La revue Lien social et Politiques est une revue francophone, internationale, dont le comité de rédaction est organisé en deux sous-comités, québécois et français. La revue est financée grâce au soutien du Conseil de recherche en sciences humaines du Canada et au Fonds de recherche sur la société et la culture du Québec. Elle bénéficie du travail d’une adjointe à l’édition à l’Institut national de recherche scientifique (INRS, Montréal), éditeur de la revue, et dont un membre du corps professoral en assure la direction. Comme dans toute revue, les membres du comité de rédaction contribuent de manière non rémunérée à la définition des thématiques des numéros bisannuels, à l’édition scientifique des articles et des numéros, et à la diffusion de ceux-ci.

Lien social et Politiques diffuse en langue française les travaux de chercheur.es permettant d’analyser les politiques sociales ou publiques contemporaines et leurs retentissements sur les organisations sociales, les groupes sociaux ou plus étroitement sur les vies de nos contemporains. Elle contribue ainsi au dialogue scientifique entre les disciplines et entre les communautés de recherche, de part et d’autre de l’Atlantique. La revue ménage une part importante de ses numéros aux travaux de jeunes chercheurs et chercheuses. À titre d’exemple, 15 des 19 auteur.es du numéro 83 « Redessiner les contours de l’État : la mise en œuvre des politiques migratoires », pour lesquel.les le type de statut a pu être identifié ont un contrat précaire dans l’ESR ou sont sans contrat.

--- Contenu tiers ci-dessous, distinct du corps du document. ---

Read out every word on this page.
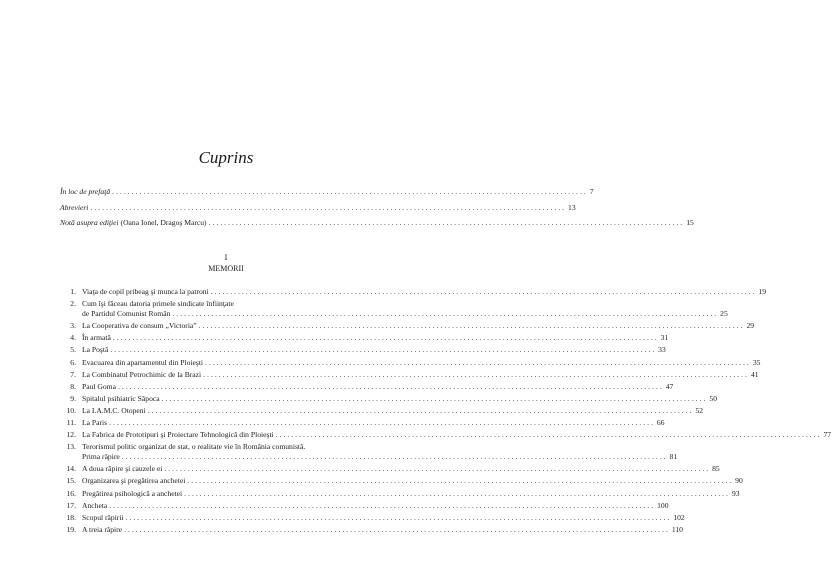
Cuprins
În loc de prefaţă .......................................................................................................................... 7
Abrevieri .......................................................................................................................... 13
Notă asupra ediţiei (Oana Ionel, Dragoş Marcu) .......................................................................................................................... 15
I
MEMORII
1. Viaţa de copil pribeag şi munca la patroni ............................................................................................................................................ 19
2. Cum îşi făceau datoria primele sindicate înfiinţate
de Partidul Comunist Român ............................................................................................................................................ 25
3. La Cooperativa de consum „Victoria” ............................................................................................................................................ 29
4. În armată ............................................................................................................................................ 31
5. La Poştă ............................................................................................................................................ 33
6. Evacuarea din apartamentul din Ploieşti ............................................................................................................................................ 35
7. La Combinatul Petrochimic de la Brazi ............................................................................................................................................ 41
8. Paul Goma ............................................................................................................................................ 47
9. Spitalul psihiatric Săpoca ............................................................................................................................................ 50
10. La I.A.M.C. Otopeni ............................................................................................................................................ 52
11. La Paris ............................................................................................................................................ 66
12. La Fabrica de Prototipuri şi Proiectare Tehnologică din Ploieşti ............................................................................................................................................ 77
13. Terorismul politic organizat de stat, o realitate vie în România comunistă.
Prima răpire ............................................................................................................................................ 81
14. A doua răpire şi cauzele ei ............................................................................................................................................ 85
15. Organizarea şi pregătirea anchetei ............................................................................................................................................ 90
16. Pregătirea psihologică a anchetei ............................................................................................................................................ 93
17. Ancheta ............................................................................................................................................ 100
18. Scopul răpirii ............................................................................................................................................ 102
19. A treia răpire ............................................................................................................................................ 110
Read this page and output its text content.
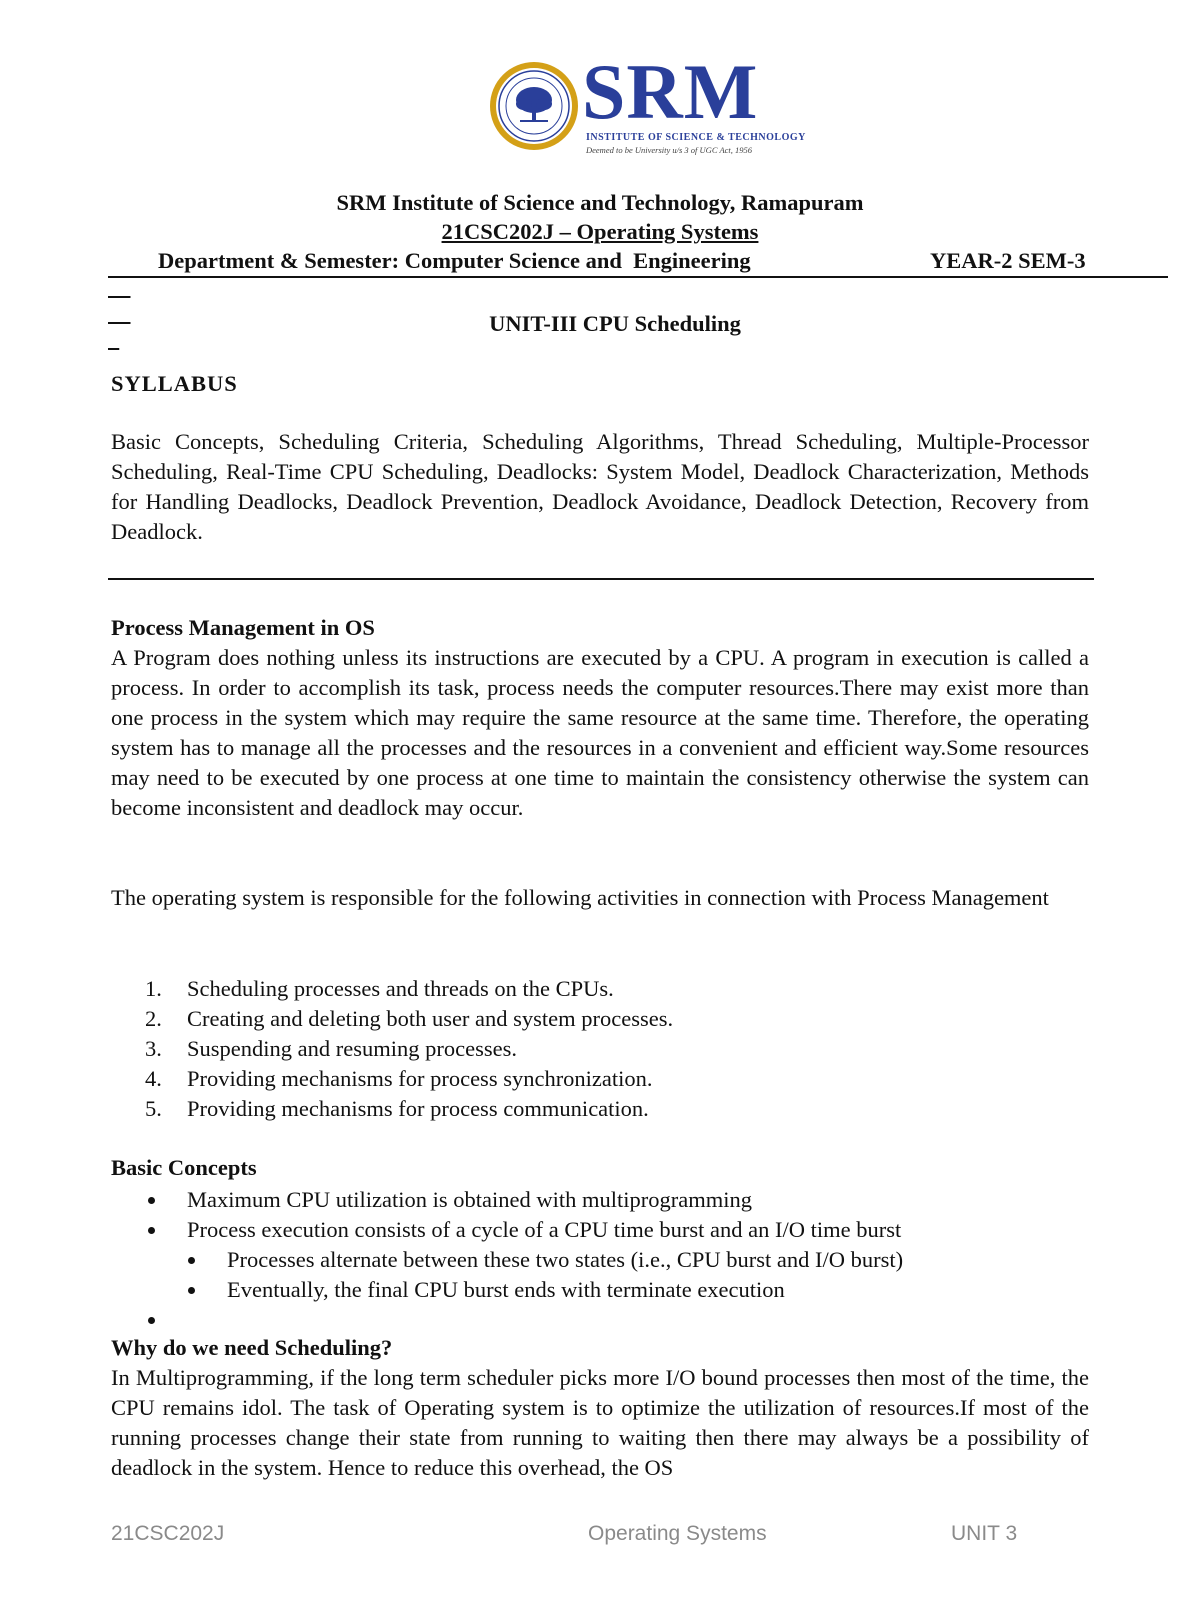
SRM
INSTITUTE OF SCIENCE & TECHNOLOGY
Deemed to be University u/s 3 of UGC Act, 1956
SRM Institute of Science and Technology, Ramapuram
21CSC202J – Operating Systems

Department & Semester: Computer Science and  Engineering

	YEAR-2 SEM-3

UNIT-III CPU Scheduling
SYLLABUS
Basic Concepts, Scheduling Criteria, Scheduling Algorithms, Thread Scheduling, Multiple-Processor Scheduling, Real-Time CPU Scheduling, Deadlocks: System Model, Deadlock Characterization, Methods for Handling Deadlocks, Deadlock Prevention, Deadlock Avoidance, Deadlock Detection, Recovery from Deadlock.
Process Management in OS
A Program does nothing unless its instructions are executed by a CPU. A program in execution is called a process. In order to accomplish its task, process needs the computer resources.There may exist more than one process in the system which may require the same resource at the same time. Therefore, the operating system has to manage all the processes and the resources in a convenient and efficient way.Some resources may need to be executed by one process at one time to maintain the consistency otherwise the system can become inconsistent and deadlock may occur.
The operating system is responsible for the following activities in connection with Process Management
1. Scheduling processes and threads on the CPUs.
2. Creating and deleting both user and system processes.
3. Suspending and resuming processes.
4. Providing mechanisms for process synchronization.
5. Providing mechanisms for process communication.
Basic Concepts
Maximum CPU utilization is obtained with multiprogramming
Process execution consists of a cycle of a CPU time burst and an I/O time burst
Processes alternate between these two states (i.e., CPU burst and I/O burst)
Eventually, the final CPU burst ends with terminate execution
Why do we need Scheduling?
In Multiprogramming, if the long term scheduler picks more I/O bound processes then most of the time, the CPU remains idol. The task of Operating system is to optimize the utilization of resources.If most of the running processes change their state from running to waiting then there may always be a possibility of deadlock in the system. Hence to reduce this overhead, the OS
21CSC202J	Operating Systems	UNIT 3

Dans cette perspective, les membres du comité de rédaction appréhendent avec une vive inquiétude les conséquences probables de la loi de programmation pluriannuelle de la recherche prévue par le gouvernement français de M. Édouard Philippe sur la production scientifique.

En effet, la promotion d’une recherche par projets, limités dans le temps, et obéissant à des intérêts externes aux intérêts scientifiques (privés, ou déterminés par des impératifs d’action publique), réduira l’étendue et la diversité des questionnements scientifiques, alors même que la logique scientifique est de défricher de nouveaux champs de connaissance. Elle entravera l’indépendance de la recherche, en la soumettant à des exigences de rentabilité et d’applicabilité de court terme.

La remise en question du statut des chercheur.es et enseignant.es-chercheur.es qui entraînera l’accroissement des tâches et des temps d’enseignement et de gestion pédagogique, de gestion administrative des diplômes comme d’administration des projets et opérations de recherche, réduira les possibilités de dédier le temps nécessaire à une édition scientifique rigoureuse, à l’évaluation des productions scientifiques des collègues, qui sont les conditions mêmes de l’existence et de la qualité des revues.

Les membres du comité français ont décidé de suspendre leur contribution à la revue et l’ensemble de la revue se déclare en lutte, mobilisée contre le projet de loi de programmation pluriannuelle de la recherche en France, et solidaire des mobilisations initiées par le collectif Revues en lutte.